Scan: ddia-implementations

Date: 2026-05-28

Time: 18:05

I don't have read access to the target repo, but the structure is highly informative. Here's my analysis based on the directory layout, file naming conventions, and deep knowledge of the DDIA concepts involved.

Module Map

The ~35 modules group naturally into the same layers as the book:

Storage Engines & Data Structures (Part I: Foundations)

| Module | DDIA Chapter |

|--------|-------------|

| hash-index-storage / log-structured-hash-table | Ch 3 — Bitcask-style hash index |

| sstable-and-compaction | Ch 3 — Sorted String Tables |

| log-structured-merge-tree | Ch 3 — LSM-Tree |

| b-tree-storage-engine | Ch 3 — B-Tree |

| write-ahead-log | Ch 3 — WAL for crash recovery |

| bloom-filter | Ch 3 — Probabilistic membership |

| avro-serializer | Ch 4 — Schema evolution |

Replication & Consensus (Part II: Distributed Data)

| Module | DDIA Chapter |

|--------|-------------|

| leader-follower-replication | Ch 5 — Single-leader |

| multi-leader-replication | Ch 5 — Multi-leader |

| leaderless-replication | Ch 5 — Dynamo-style |

| read-repair | Ch 5 — Anti-entropy |

| hinted-handoff | Ch 5 — Availability during partitions |

| leader-election | Ch 8 — Leader election |

| raft-consensus | Ch 9 — Raft |

| two-phase-commit | Ch 9 — 2PC |

| total-order-broadcast | Ch 9 — Total order broadcast |

Partitioning (Part II)

| Module | DDIA Chapter |

|--------|-------------|

| consistent-hashing | Ch 6 — Hash partitioning |

| range-partitioning | Ch 6 — Range partitioning |

| secondary-index-partitioning | Ch 6 — Partitioned indexes |

Transactions & Isolation (Part II)

| Module | DDIA Chapter |

|--------|-------------|

| snapshot-isolation | Ch 7 — MVCC |

| write-skew-detection | Ch 7 — SSI |

| fencing-tokens | Ch 8 — Fencing for distributed locks |

Clocks & Ordering (Part II)

| Module | DDIA Chapter |

|--------|-------------|

| lamport-clocks | Ch 8 — Logical clocks |

| vector-clocks | Ch 8 — Vector clocks |

Fault Tolerance (Part II)

| Module | DDIA Chapter |

|--------|-------------|

| gossip-protocol | Ch 5/8 — Failure detection |

| byzantine-fault-tolerance | Ch 8 — PBFT |

| merkle-tree | Ch 5 — Anti-entropy verification |

Stream & Batch Processing (Part III: Derived Data)

| Module | DDIA Chapter |

|--------|-------------|

| mapreduce-framework | Ch 10 — MapReduce |

| batch-word-count | Ch 10 — Batch processing |

| map-side-join | Ch 10 — Join strategies |

| change-data-capture | Ch 11 — CDC |

| event-sourcing-store | Ch 11 — Event sourcing |

| stream-join-processor | Ch 11 — Stream joins |

| partitioned-log | Ch 11 — Log-based messaging |

Integration (Part III)

| Module | DDIA Chapter |

|--------|-------------|

| unbundled-database | Ch 12 — Composing data systems |

| conflict-free-replicated-data-types | Ch 5/12 — CRDTs |

---

Critical Files & Exploration Strategy

The exploration should follow the book's pedagogical arc: storage foundations first, then distribution, then derived data. Within each layer, start with the simpler concept and build toward the complex ones.

Topics to Explore

Layer 1: Storage Foundations (understand the data structures everything else builds on)
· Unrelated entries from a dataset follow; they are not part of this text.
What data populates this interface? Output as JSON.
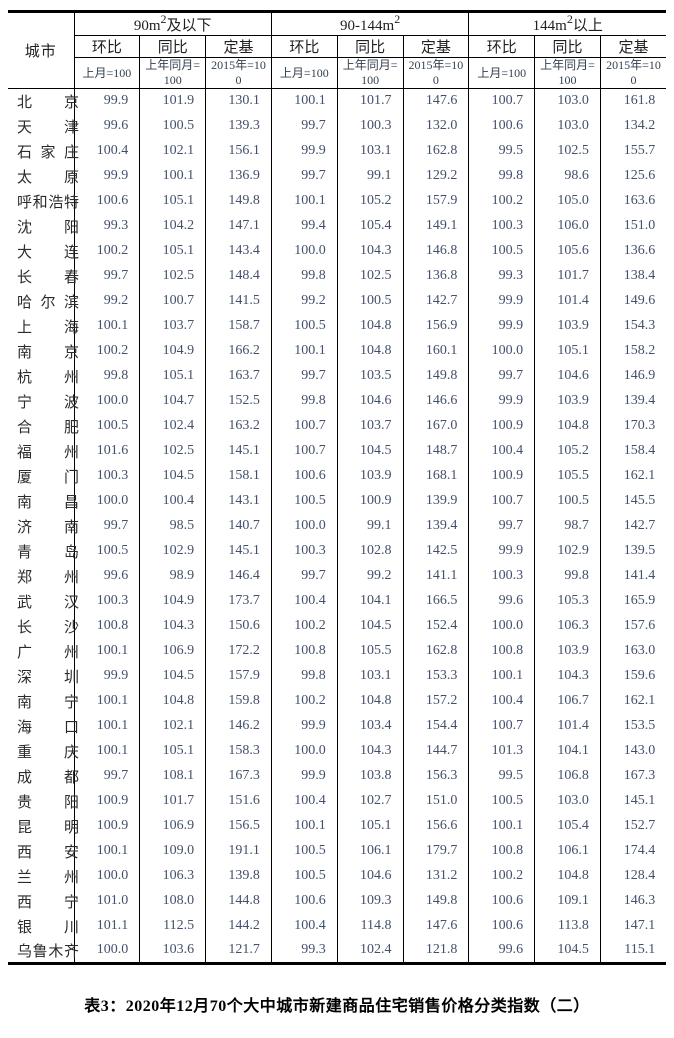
{
  "table": {
    "city_header": "城市",
    "groups": [
      {
        "prefix": "90m",
        "sup": "2",
        "suffix": "及以下"
      },
      {
        "prefix": "90-144m",
        "sup": "2",
        "suffix": ""
      },
      {
        "prefix": "144m",
        "sup": "2",
        "suffix": "以上"
      }
    ],
    "sub_headers": [
      "环比",
      "同比",
      "定基"
    ],
    "base_labels": [
      "上月=100",
      "上年同月=100",
      "2015年=100"
    ],
    "rows": [
      {
        "city": "北京",
        "values": [
          "99.9",
          "101.9",
          "130.1",
          "100.1",
          "101.7",
          "147.6",
          "100.7",
          "103.0",
          "161.8"
        ]
      },
      {
        "city": "天津",
        "values": [
          "99.6",
          "100.5",
          "139.3",
          "99.7",
          "100.3",
          "132.0",
          "100.6",
          "103.0",
          "134.2"
        ]
      },
      {
        "city": "石家庄",
        "values": [
          "100.4",
          "102.1",
          "156.1",
          "99.9",
          "103.1",
          "162.8",
          "99.5",
          "102.5",
          "155.7"
        ]
      },
      {
        "city": "太原",
        "values": [
          "99.9",
          "100.1",
          "136.9",
          "99.7",
          "99.1",
          "129.2",
          "99.8",
          "98.6",
          "125.6"
        ]
      },
      {
        "city": "呼和浩特",
        "values": [
          "100.6",
          "105.1",
          "149.8",
          "100.1",
          "105.2",
          "157.9",
          "100.2",
          "105.0",
          "163.6"
        ]
      },
      {
        "city": "沈阳",
        "values": [
          "99.3",
          "104.2",
          "147.1",
          "99.4",
          "105.4",
          "149.1",
          "100.3",
          "106.0",
          "151.0"
        ]
      },
      {
        "city": "大连",
        "values": [
          "100.2",
          "105.1",
          "143.4",
          "100.0",
          "104.3",
          "146.8",
          "100.5",
          "105.6",
          "136.6"
        ]
      },
      {
        "city": "长春",
        "values": [
          "99.7",
          "102.5",
          "148.4",
          "99.8",
          "102.5",
          "136.8",
          "99.3",
          "101.7",
          "138.4"
        ]
      },
      {
        "city": "哈尔滨",
        "values": [
          "99.2",
          "100.7",
          "141.5",
          "99.2",
          "100.5",
          "142.7",
          "99.9",
          "101.4",
          "149.6"
        ]
      },
      {
        "city": "上海",
        "values": [
          "100.1",
          "103.7",
          "158.7",
          "100.5",
          "104.8",
          "156.9",
          "99.9",
          "103.9",
          "154.3"
        ]
      },
      {
        "city": "南京",
        "values": [
          "100.2",
          "104.9",
          "166.2",
          "100.1",
          "104.8",
          "160.1",
          "100.0",
          "105.1",
          "158.2"
        ]
      },
      {
        "city": "杭州",
        "values": [
          "99.8",
          "105.1",
          "163.7",
          "99.7",
          "103.5",
          "149.8",
          "99.7",
          "104.6",
          "146.9"
        ]
      },
      {
        "city": "宁波",
        "values": [
          "100.0",
          "104.7",
          "152.5",
          "99.8",
          "104.6",
          "146.6",
          "99.9",
          "103.9",
          "139.4"
        ]
      },
      {
        "city": "合肥",
        "values": [
          "100.5",
          "102.4",
          "163.2",
          "100.7",
          "103.7",
          "167.0",
          "100.9",
          "104.8",
          "170.3"
        ]
      },
      {
        "city": "福州",
        "values": [
          "101.6",
          "102.5",
          "145.1",
          "100.7",
          "104.5",
          "148.7",
          "100.4",
          "105.2",
          "158.4"
        ]
      },
      {
        "city": "厦门",
        "values": [
          "100.3",
          "104.5",
          "158.1",
          "100.6",
          "103.9",
          "168.1",
          "100.9",
          "105.5",
          "162.1"
        ]
      },
      {
        "city": "南昌",
        "values": [
          "100.0",
          "100.4",
          "143.1",
          "100.5",
          "100.9",
          "139.9",
          "100.7",
          "100.5",
          "145.5"
        ]
      },
      {
        "city": "济南",
        "values": [
          "99.7",
          "98.5",
          "140.7",
          "100.0",
          "99.1",
          "139.4",
          "99.7",
          "98.7",
          "142.7"
        ]
      },
      {
        "city": "青岛",
        "values": [
          "100.5",
          "102.9",
          "145.1",
          "100.3",
          "102.8",
          "142.5",
          "99.9",
          "102.9",
          "139.5"
        ]
      },
      {
        "city": "郑州",
        "values": [
          "99.6",
          "98.9",
          "146.4",
          "99.7",
          "99.2",
          "141.1",
          "100.3",
          "99.8",
          "141.4"
        ]
      },
      {
        "city": "武汉",
        "values": [
          "100.3",
          "104.9",
          "173.7",
          "100.4",
          "104.1",
          "166.5",
          "99.6",
          "105.3",
          "165.9"
        ]
      },
      {
        "city": "长沙",
        "values": [
          "100.8",
          "104.3",
          "150.6",
          "100.2",
          "104.5",
          "152.4",
          "100.0",
          "106.3",
          "157.6"
        ]
      },
      {
        "city": "广州",
        "values": [
          "100.1",
          "106.9",
          "172.2",
          "100.8",
          "105.5",
          "162.8",
          "100.8",
          "103.9",
          "163.0"
        ]
      },
      {
        "city": "深圳",
        "values": [
          "99.9",
          "104.5",
          "157.9",
          "99.8",
          "103.1",
          "153.3",
          "100.1",
          "104.3",
          "159.6"
        ]
      },
      {
        "city": "南宁",
        "values": [
          "100.1",
          "104.8",
          "159.8",
          "100.2",
          "104.8",
          "157.2",
          "100.4",
          "106.7",
          "162.1"
        ]
      },
      {
        "city": "海口",
        "values": [
          "100.1",
          "102.1",
          "146.2",
          "99.9",
          "103.4",
          "154.4",
          "100.7",
          "101.4",
          "153.5"
        ]
      },
      {
        "city": "重庆",
        "values": [
          "100.1",
          "105.1",
          "158.3",
          "100.0",
          "104.3",
          "144.7",
          "101.3",
          "104.1",
          "143.0"
        ]
      },
      {
        "city": "成都",
        "values": [
          "99.7",
          "108.1",
          "167.3",
          "99.9",
          "103.8",
          "156.3",
          "99.5",
          "106.8",
          "167.3"
        ]
      },
      {
        "city": "贵阳",
        "values": [
          "100.9",
          "101.7",
          "151.6",
          "100.4",
          "102.7",
          "151.0",
          "100.5",
          "103.0",
          "145.1"
        ]
      },
      {
        "city": "昆明",
        "values": [
          "100.9",
          "106.9",
          "156.5",
          "100.1",
          "105.1",
          "156.6",
          "100.1",
          "105.4",
          "152.7"
        ]
      },
      {
        "city": "西安",
        "values": [
          "100.1",
          "109.0",
          "191.1",
          "100.5",
          "106.1",
          "179.7",
          "100.8",
          "106.1",
          "174.4"
        ]
      },
      {
        "city": "兰州",
        "values": [
          "100.0",
          "106.3",
          "139.8",
          "100.5",
          "104.6",
          "131.2",
          "100.2",
          "104.8",
          "128.4"
        ]
      },
      {
        "city": "西宁",
        "values": [
          "101.0",
          "108.0",
          "144.8",
          "100.6",
          "109.3",
          "149.8",
          "100.6",
          "109.1",
          "146.3"
        ]
      },
      {
        "city": "银川",
        "values": [
          "101.1",
          "112.5",
          "144.2",
          "100.4",
          "114.8",
          "147.6",
          "100.6",
          "113.8",
          "147.1"
        ]
      },
      {
        "city": "乌鲁木齐",
        "values": [
          "100.0",
          "103.6",
          "121.7",
          "99.3",
          "102.4",
          "121.8",
          "99.6",
          "104.5",
          "115.1"
        ]
      }
    ]
  },
  "caption": "表3：2020年12月70个大中城市新建商品住宅销售价格分类指数（二）"
}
Layer 2: Replication & Consensus (the hardest concepts; the core of distributed systems)

Layer 3: Transactions & Clocks (correctness guarantees)

Layer 4: Partitioning & Fault Tolerance (scaling out)

Layer 5: Stream & Batch (derived data systems)

Cross-cutting

---

Recommended Exploration Order

1. WAL then Bitcask — establish the log-append primitive

2. LSM then B-Tree — the two storage engine families

3. Leader-follower then Leaderless then Raft — replication spectrum

4. 2PC then MVCC then Vector clocks — correctness mechanisms

5. Consistent hashing then CRDTs — partitioning and conflict resolution

6. CDC then Unbundled database — integration and capstone

7. Tester pattern — cross-cutting infrastructure understanding

This order mirrors the book's dependency chain: each concept builds on the ones before it, so beliefs extracted early will serve as antecedents for derived beliefs later.